I would make a stronger statement. For a long time, I've been feeling like this is the major flaw in our current trajectory. The vendorization of everything is a trap. Not only because of the huge "blast zones" as Jennifer puts it. But because we've also created an environment where dumping risk onto vendors effectively means accountability is diffused to the point of uselessness.
in reply to Marco Rogers

Crowdstrike is gonna see some consequences for this. But I suspect they won't be as severe as people think. Okta is still around after failing at their one job multiple times. So is Lastpass. Vendor failures are becoming normalized at a rapid pace. And meanwhile the companies who are delivering direct service largely dodge accountability by just blaming their vendors.
in reply to Marco Rogers

My mom has been trying to fly back from San Francisco to Atlanta since Friday. Delta Airlines has been totally hosed by this issue. I guess they were deeply invested in windows and Crowdstrike.

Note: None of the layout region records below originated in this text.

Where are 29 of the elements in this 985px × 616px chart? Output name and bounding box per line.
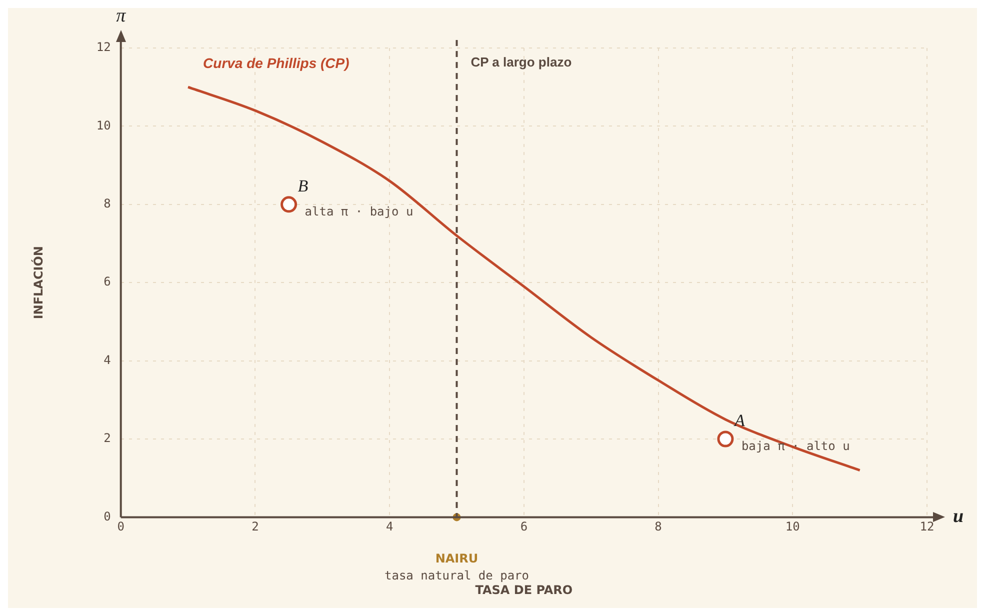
annotation: alta π · bajo u — [304, 204, 414, 219]
series-label: B — [298, 176, 309, 196]
line-series — [186, 86, 862, 472]
series-label: Curva de Phillips (CP) — [203, 54, 350, 71]
x-axis-title: TASA DE PARO — [475, 582, 573, 597]
x-tick-label: 2 — [252, 520, 259, 534]
y-tick-label: 12 — [96, 40, 111, 54]
series-label: A — [733, 410, 746, 430]
text: u — [953, 506, 964, 528]
point — [717, 430, 734, 448]
y-axis-title: INFLACIÓN — [30, 246, 46, 320]
y-tick-label: 6 — [104, 274, 111, 289]
y-tick-label: 10 — [96, 118, 111, 132]
ref-line-label: CP a largo plazo — [470, 54, 572, 70]
x-tick-label: 10 — [785, 520, 800, 534]
text: π — [116, 6, 126, 26]
point — [280, 196, 298, 213]
x-tick-label: 4 — [386, 520, 394, 534]
text: tasa natural de paro — [384, 568, 529, 582]
x-tick-label: 8 — [654, 520, 662, 534]
y-tick-label: 0 — [104, 509, 111, 524]
x-tick-label: 0 — [117, 520, 124, 534]
text: NAIRU — [435, 551, 478, 566]
y-tick-label: 8 — [104, 196, 111, 211]
x-tick-label: 12 — [920, 520, 934, 534]
y-tick-label: 2 — [104, 431, 111, 446]
x-tick-label: 6 — [520, 520, 528, 534]
annotation: baja π · alto u — [741, 439, 850, 454]
y-tick-label: 4 — [104, 352, 111, 367]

But what decision does Delta get to make now? What can they change that won't expose them to a potential Crowdstrike or a similar vendor exposure? I don't think they have that option. The whole ecosystem is set up to shed risk in a way that makes accountability impossible.

Unknown parent

mastodon - Link to source

Richard Johnson

@jrconlin @lightweight

Case in counter-point: you could call it broken ticket-toss buck-pass subculture perversely incentivized.

We said "no agent complexity, or if you must, it will have phased and tested/metered roll-outs of changes". We were adamantly overruled. They said "we accept the risk of total revenue outage if this agent breaks catastrophically" and (Catch-22) "you must still ensure no outage" and "you must get budget elsewhere to completely re-engineer your service".

Unknown parent

mastodon - Link to source

Marco Rogers

@jrconlin @lightweight I'm not saying you're wrong about what happens sometimes. But I think it's way too easy to just blame "some exec". In my experience, engineers do not stand up and say "we shouldn't do this". And even if the decision is made for them, they still have autonomy to do lots of things that might mitigate the worst case scenarios. We can't fix "some exec". We can look critically at our own actions and what we do have control over.